Both would include the same Server TLVs that just encode the RLOC16s.

abtink commented 3 years ago

The two service TLV definitions look great to me.

I think in both ServiceTLV definitions in between 4 and 5 we need one more byte for a "service number" (as part of the Service TLV data blob). So:

The Anycast model Service TLV Data is 2 bytes:

The SRP infra Service TLV Data is 19 bytes:

jwhui commented 3 years ago

I think in both ServiceTLV definitions in between 4 and 5 we need one more byte for a "service number" (as part of the Service TLV data blob).

Yes, thanks for catching that. I updated my comment above.

Abhayakara commented 3 years ago

Right. So with the IP address service, we have the enterprise number (44970), one byte of service data (0x5d), and 18 bytes of server data, with the IP address and port number in network byte order.

abtink commented 3 years ago

Sounds good. 44970 is Thread Enterprise number (which is encoded as compressed in Service TLV). 0x5d would be the service number (for The SRP infra Service TLV model).

In Jonathan's suggestion from https://github.com/openthread/openthread/issues/6447#issuecomment-819952599, the IP and port are part of the Service TLV data and not Server data.

I think both cases (including it in Service or Sever data) can be useful. If there is a common infra SRP server and multiple BRs want to add it in network data it would be good to add the info in Service Data (otherwise we can end up with the same address being encoded in network data multiple times).

One idea is to make it flexible, i.e. when parsing network-data for such entries, we can allow/accept address and port info to be encoded in either Service Data or Server Data.
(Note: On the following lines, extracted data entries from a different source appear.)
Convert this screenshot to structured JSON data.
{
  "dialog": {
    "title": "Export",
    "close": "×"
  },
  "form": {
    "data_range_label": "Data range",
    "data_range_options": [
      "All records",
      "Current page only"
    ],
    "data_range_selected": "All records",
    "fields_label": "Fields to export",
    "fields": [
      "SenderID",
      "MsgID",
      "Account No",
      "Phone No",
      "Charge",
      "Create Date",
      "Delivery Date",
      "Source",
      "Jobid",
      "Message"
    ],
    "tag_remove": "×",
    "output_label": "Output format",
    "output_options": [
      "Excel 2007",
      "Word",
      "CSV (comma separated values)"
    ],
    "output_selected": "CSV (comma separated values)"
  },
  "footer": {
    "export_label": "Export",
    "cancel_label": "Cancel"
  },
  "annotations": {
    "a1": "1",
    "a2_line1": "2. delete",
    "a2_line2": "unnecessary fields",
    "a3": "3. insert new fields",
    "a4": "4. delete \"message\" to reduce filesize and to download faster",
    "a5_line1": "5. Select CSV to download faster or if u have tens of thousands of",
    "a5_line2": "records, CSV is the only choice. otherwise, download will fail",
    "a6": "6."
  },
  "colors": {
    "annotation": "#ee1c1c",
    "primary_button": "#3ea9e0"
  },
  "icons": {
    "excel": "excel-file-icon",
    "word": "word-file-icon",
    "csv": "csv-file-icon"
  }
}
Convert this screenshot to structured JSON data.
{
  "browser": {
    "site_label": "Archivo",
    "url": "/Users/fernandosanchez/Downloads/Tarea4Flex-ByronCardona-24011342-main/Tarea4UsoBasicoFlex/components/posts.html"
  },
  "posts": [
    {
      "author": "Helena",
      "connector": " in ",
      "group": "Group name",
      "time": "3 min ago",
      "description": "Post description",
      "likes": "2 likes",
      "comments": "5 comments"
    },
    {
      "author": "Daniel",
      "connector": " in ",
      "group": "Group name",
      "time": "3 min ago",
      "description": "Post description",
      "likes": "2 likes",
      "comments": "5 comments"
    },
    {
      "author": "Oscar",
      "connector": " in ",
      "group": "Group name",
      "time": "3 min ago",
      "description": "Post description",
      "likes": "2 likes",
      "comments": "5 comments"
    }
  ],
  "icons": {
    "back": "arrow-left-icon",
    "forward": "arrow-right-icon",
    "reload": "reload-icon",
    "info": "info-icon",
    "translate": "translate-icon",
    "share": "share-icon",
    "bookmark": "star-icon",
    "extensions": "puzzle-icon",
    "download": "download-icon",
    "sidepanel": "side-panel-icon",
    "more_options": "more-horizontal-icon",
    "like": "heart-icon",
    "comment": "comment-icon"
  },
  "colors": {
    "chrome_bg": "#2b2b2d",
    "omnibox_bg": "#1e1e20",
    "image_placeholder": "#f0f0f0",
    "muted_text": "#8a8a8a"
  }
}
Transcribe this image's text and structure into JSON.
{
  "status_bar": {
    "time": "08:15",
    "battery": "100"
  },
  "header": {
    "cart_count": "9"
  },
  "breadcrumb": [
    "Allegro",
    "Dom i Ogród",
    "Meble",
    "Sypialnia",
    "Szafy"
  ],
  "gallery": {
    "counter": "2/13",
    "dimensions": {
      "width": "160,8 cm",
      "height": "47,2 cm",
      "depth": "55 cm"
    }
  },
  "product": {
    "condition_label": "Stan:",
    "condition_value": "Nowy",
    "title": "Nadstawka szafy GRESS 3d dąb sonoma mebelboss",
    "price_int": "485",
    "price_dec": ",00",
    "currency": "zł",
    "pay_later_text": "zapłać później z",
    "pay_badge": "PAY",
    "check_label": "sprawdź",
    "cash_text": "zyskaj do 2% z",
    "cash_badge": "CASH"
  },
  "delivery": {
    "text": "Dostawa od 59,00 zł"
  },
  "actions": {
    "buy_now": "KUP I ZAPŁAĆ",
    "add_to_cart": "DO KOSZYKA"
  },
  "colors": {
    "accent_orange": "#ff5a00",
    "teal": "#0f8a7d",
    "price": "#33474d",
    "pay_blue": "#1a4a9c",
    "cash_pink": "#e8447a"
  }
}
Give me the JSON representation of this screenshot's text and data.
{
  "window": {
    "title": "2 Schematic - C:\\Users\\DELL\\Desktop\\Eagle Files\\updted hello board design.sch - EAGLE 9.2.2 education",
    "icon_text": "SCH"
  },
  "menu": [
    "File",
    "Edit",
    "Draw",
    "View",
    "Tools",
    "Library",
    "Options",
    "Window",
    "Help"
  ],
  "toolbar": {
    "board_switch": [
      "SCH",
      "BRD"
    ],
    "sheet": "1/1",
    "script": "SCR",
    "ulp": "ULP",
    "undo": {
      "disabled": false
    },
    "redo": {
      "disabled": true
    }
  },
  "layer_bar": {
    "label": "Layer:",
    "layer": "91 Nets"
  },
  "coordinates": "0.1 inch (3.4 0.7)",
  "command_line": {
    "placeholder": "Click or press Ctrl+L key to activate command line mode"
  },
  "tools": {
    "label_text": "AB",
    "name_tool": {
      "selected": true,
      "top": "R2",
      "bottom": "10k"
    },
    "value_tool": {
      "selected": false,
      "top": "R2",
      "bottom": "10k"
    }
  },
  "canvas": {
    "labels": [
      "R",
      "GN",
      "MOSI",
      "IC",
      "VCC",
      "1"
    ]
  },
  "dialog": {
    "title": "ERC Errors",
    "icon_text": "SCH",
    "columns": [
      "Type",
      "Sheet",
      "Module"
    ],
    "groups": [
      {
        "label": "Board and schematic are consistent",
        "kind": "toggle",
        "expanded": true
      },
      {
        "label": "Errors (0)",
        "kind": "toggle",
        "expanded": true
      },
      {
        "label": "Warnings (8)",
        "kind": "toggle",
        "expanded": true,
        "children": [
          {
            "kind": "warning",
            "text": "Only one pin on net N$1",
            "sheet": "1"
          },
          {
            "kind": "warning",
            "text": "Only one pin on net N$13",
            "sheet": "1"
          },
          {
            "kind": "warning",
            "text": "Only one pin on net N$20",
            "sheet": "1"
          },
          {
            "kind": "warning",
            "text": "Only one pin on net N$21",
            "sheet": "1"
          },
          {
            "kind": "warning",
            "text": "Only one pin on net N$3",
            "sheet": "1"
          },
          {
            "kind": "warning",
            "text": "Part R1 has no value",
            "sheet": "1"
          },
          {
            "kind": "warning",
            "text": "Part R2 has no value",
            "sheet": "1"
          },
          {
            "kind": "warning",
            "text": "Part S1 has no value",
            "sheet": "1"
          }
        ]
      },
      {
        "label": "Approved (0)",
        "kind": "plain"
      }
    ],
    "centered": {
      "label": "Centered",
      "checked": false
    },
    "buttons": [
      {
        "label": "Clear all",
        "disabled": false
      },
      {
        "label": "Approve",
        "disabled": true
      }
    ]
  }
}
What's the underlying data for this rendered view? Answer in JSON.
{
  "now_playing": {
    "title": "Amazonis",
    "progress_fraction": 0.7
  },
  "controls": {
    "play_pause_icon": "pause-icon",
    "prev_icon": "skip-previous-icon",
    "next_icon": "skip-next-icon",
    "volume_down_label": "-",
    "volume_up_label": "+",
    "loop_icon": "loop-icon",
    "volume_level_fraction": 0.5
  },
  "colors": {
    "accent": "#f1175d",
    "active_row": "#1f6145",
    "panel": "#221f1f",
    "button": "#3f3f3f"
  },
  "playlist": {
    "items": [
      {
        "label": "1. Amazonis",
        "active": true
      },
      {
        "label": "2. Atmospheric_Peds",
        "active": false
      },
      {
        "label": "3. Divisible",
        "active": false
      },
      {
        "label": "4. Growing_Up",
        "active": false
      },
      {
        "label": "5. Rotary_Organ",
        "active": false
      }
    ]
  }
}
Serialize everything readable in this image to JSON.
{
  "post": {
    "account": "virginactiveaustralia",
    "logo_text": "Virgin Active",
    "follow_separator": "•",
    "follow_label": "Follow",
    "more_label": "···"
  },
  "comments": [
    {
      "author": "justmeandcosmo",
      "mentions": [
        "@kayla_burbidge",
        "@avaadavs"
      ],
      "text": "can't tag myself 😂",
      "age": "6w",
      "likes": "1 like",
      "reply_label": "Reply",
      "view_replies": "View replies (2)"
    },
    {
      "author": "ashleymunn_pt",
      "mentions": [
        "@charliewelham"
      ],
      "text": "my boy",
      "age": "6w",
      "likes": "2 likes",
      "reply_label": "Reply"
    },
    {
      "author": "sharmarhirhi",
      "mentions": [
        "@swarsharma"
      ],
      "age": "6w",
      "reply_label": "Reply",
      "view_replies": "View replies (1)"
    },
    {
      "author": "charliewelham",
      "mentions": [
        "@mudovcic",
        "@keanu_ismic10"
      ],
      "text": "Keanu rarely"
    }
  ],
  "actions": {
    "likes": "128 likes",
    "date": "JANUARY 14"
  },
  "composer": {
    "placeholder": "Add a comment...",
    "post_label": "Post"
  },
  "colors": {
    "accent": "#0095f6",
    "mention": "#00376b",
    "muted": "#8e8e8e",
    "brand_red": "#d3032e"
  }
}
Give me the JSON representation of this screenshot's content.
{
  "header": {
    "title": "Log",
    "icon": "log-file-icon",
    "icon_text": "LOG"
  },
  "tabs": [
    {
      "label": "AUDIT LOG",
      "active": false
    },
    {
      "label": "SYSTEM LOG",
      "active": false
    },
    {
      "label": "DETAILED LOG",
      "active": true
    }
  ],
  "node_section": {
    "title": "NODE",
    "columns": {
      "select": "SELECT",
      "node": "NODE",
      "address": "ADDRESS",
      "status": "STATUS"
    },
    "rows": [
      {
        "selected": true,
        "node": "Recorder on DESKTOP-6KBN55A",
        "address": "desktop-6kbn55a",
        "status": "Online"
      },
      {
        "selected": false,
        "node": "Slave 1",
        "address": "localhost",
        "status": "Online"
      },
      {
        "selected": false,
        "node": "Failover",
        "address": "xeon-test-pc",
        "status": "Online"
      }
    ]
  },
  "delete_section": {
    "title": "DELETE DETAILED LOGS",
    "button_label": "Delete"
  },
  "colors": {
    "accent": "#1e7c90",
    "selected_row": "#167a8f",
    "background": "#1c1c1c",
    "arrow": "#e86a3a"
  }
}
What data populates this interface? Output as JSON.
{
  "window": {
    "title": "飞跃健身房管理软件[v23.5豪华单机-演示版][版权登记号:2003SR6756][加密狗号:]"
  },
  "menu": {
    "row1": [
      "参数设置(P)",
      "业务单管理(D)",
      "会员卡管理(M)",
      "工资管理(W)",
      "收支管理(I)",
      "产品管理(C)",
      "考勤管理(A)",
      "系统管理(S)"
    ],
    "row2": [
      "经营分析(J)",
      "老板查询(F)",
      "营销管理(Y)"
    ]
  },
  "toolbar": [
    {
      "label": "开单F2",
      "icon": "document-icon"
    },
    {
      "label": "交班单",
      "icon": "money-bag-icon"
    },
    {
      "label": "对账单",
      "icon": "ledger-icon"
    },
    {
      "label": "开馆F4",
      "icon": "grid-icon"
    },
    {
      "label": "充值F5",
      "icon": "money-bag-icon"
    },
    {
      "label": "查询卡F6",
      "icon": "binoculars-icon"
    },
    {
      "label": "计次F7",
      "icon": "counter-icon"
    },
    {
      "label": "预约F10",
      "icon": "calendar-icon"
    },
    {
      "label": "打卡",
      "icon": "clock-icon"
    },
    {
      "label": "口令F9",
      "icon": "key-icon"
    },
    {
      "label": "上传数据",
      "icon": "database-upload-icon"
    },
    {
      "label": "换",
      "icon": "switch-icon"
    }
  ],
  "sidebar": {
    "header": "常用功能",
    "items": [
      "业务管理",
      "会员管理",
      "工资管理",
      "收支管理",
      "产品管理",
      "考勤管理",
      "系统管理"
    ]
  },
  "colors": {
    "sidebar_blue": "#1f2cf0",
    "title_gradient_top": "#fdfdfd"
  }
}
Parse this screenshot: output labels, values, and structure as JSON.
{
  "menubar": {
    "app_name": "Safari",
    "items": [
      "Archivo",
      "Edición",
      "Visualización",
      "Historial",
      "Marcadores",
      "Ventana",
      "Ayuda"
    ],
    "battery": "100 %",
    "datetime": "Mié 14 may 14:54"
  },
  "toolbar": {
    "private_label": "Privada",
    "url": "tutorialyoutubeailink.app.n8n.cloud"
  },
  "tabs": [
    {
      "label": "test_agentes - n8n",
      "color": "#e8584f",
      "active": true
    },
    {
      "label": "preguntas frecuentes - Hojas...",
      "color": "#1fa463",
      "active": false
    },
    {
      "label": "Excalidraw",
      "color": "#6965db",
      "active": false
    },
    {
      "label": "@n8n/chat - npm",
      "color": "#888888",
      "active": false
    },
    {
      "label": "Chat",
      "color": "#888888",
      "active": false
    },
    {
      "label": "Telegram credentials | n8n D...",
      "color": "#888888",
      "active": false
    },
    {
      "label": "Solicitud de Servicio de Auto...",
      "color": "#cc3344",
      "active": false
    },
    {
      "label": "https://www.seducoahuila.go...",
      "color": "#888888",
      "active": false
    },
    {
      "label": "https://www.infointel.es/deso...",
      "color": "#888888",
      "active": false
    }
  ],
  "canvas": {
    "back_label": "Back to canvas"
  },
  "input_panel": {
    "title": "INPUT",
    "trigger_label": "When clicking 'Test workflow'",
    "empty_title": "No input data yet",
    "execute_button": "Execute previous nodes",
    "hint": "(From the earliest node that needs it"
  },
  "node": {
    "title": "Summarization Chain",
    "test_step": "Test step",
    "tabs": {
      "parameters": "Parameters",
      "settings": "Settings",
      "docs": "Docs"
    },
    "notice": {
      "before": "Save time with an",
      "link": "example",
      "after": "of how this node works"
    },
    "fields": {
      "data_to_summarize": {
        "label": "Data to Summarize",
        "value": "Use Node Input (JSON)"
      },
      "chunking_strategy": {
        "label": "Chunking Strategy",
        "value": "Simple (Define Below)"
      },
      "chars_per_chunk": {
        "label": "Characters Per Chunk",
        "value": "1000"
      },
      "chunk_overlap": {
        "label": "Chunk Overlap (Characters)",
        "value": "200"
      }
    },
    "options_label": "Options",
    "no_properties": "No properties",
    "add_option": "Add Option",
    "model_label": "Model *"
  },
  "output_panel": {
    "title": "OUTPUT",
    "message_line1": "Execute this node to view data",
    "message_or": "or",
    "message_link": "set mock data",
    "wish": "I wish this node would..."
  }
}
I think this will be relatively straight-forward to implement and with this we can be compatible with the current model used by Apple implementation/devices while supporting future models.

Thoughts?

Abhayakara commented 3 years ago

I'm not sure how big a problem this is, but with this approach, existing thread accessories that interoperate with HomePod will not successfully discover the service if it's in the service data. That said, we definitely want this efficiency, and this is probably the best way to get it.

abtink commented 3 years ago

Submitted PR https://github.com/openthread/openthread/pull/6501 which implements what we discussed above.

Adding some quick notes on this:

jwhui commented 3 years ago

Resolved by #6501